In the wake of surprise hits like The Hangover and the monster success of its sequel earlier this year, American comedies are focusing less on the libidinous shenanigans of horny teenagers and more on adult men behaving very badly. The premise of Seth Gordon’s new film is one we have all fantasized about and has its roots in Hitchcock – a fact openly and rather amusingly acknowledged. Jason Bateman, Charlie Day and Jason Sudeikis are three friends who regularly find themselves at the mercy of their overbearing employers. Kevin Spacey, Jennifer Aniston and Colin Farrell aren’t merely pedantic micro-managers or slave drivers on a power trip, they are seriously disturbed and vindictive individuals. Therefore, the guys come to the only natural conclusion and agree to murder their horrible bosses.
The film’s biggest strengths are the bosses themselves, with Spacey, Farrell and particularly Aniston doing fantastic jobs of being sadistic, disgusting or grotesquely predatory as the storyline demands.
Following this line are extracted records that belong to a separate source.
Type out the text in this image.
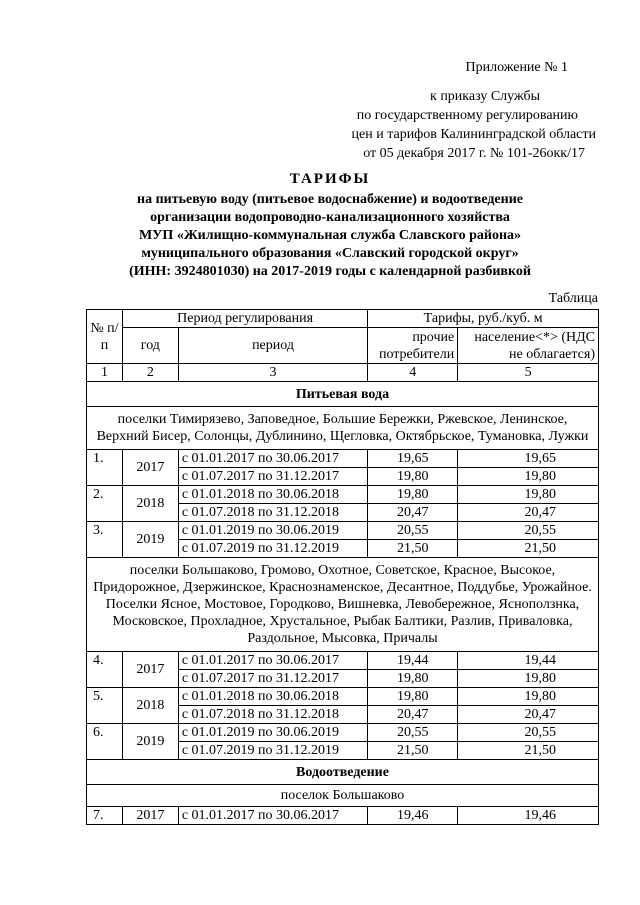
Приложение № 1
к приказу Службы
по государственному регулированию
цен и тарифов Калининградской области
от 05 декабря 2017 г. № 101-26окк/17
ТАРИФЫ
на питьевую воду (питьевое водоснабжение) и водоотведение
организации водопроводно-канализационного хозяйства
МУП «Жилищно-коммунальная служба Славского района»
муниципального образования «Славский городской округ»
(ИНН: 3924801030) на 2017-2019 годы с календарной разбивкой
Таблица
№ п/п	Период регулирования		Тарифы, руб./куб. м	
	год	период	прочие потребители	население<*> (НДС не облагается)
1	2	3	4	5
Питьевая вода				
поселки Тимирязево, Заповедное, Большие Бережки, Ржевское, Ленинское, Верхний Бисер, Солонцы, Дублинино, Щегловка, Октябрьское, Тумановка, Лужки				
1.	2017	с 01.01.2017 по 30.06.2017	19,65	19,65
		с 01.07.2017 по 31.12.2017	19,80	19,80
2.	2018	с 01.01.2018 по 30.06.2018	19,80	19,80
		с 01.07.2018 по 31.12.2018	20,47	20,47
3.	2019	с 01.01.2019 по 30.06.2019	20,55	20,55
		с 01.07.2019 по 31.12.2019	21,50	21,50
поселки Большаково, Громово, Охотное, Советское, Красное, Высокое, Придорожное, Дзержинское, Краснознаменское, Десантное, Поддубье, Урожайное. Поселки Ясное, Мостовое, Городково, Вишневка, Левобережное, Ясноползнка, Московское, Прохладное, Хрустальное, Рыбак Балтики, Разлив, Приваловка, Раздольное, Мысовка, Причалы				
4.	2017	с 01.01.2017 по 30.06.2017	19,44	19,44
		с 01.07.2017 по 31.12.2017	19,80	19,80
5.	2018	с 01.01.2018 по 30.06.2018	19,80	19,80
		с 01.07.2018 по 31.12.2018	20,47	20,47
6.	2019	с 01.01.2019 по 30.06.2019	20,55	20,55
		с 01.07.2019 по 31.12.2019	21,50	21,50
Водоотведение				
поселок Большаково				
7.	2017	с 01.01.2017 по 30.06.2017	19,46	19,46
However, because of their sheer exuberance our three heroes struggle to keep up and the film flounders whenever they are left alone on screen. Bateman, Sudeikis and Day are all fine comic actors with likable onscreen personas, but the film’s premise can’t help but make them appear weak and spineless. In particular, it is hard to sympathise with Charlie Day’s character who is “tormented” by having a scantily-clad Aniston throw herself at him at every opportunity, while purring some seriously perverted pillow talk. Make no mistake, Aniston’s horny dentist couldn’t be further from Rachel in Friends and after 20 films, she might finally be able to re-invent herself.
Spacey, on the other hand, recalls his stellar turn in 1994’s Swimming With Sharks as the ultimate boss from hell. He mercilessly bullies and manipulates Nick (Bateman), taking amusement in his suffering while dangling the empty promise of promotion to ensure he gets results. Colin Farrell sadly gets the least screen time out of everyone, but ensures that, while almost unrecognisabe under a fake pot belly and comb-over, he is unforgettable as the cocaine-addled son of Donald Sutherland, determined to run his father’s company into the ground. There is also an amusing cameo by Jamie Foxx as a sleazy underworld “murder consultant” whom the guys hire for his rather woeful advice on homicide.
Horrible Bosses is often very funny indeed and draws some surprisingly devilish performances from its cast, but nevertheless fails to commit fully to its premise. Gordon and his writers seem convinced their everyman heroes are more than ordinary, and are never willing to push them over the edge or have their bosses corrupt them absolutely. We are left yearning for more face time with Spacey, Aniston and Farrell and to see them gleefully crush more sad sack subordinates on company time. And any film that has me yearning to spend more time with the boss is clearly more horrible and manipulative than I had realized.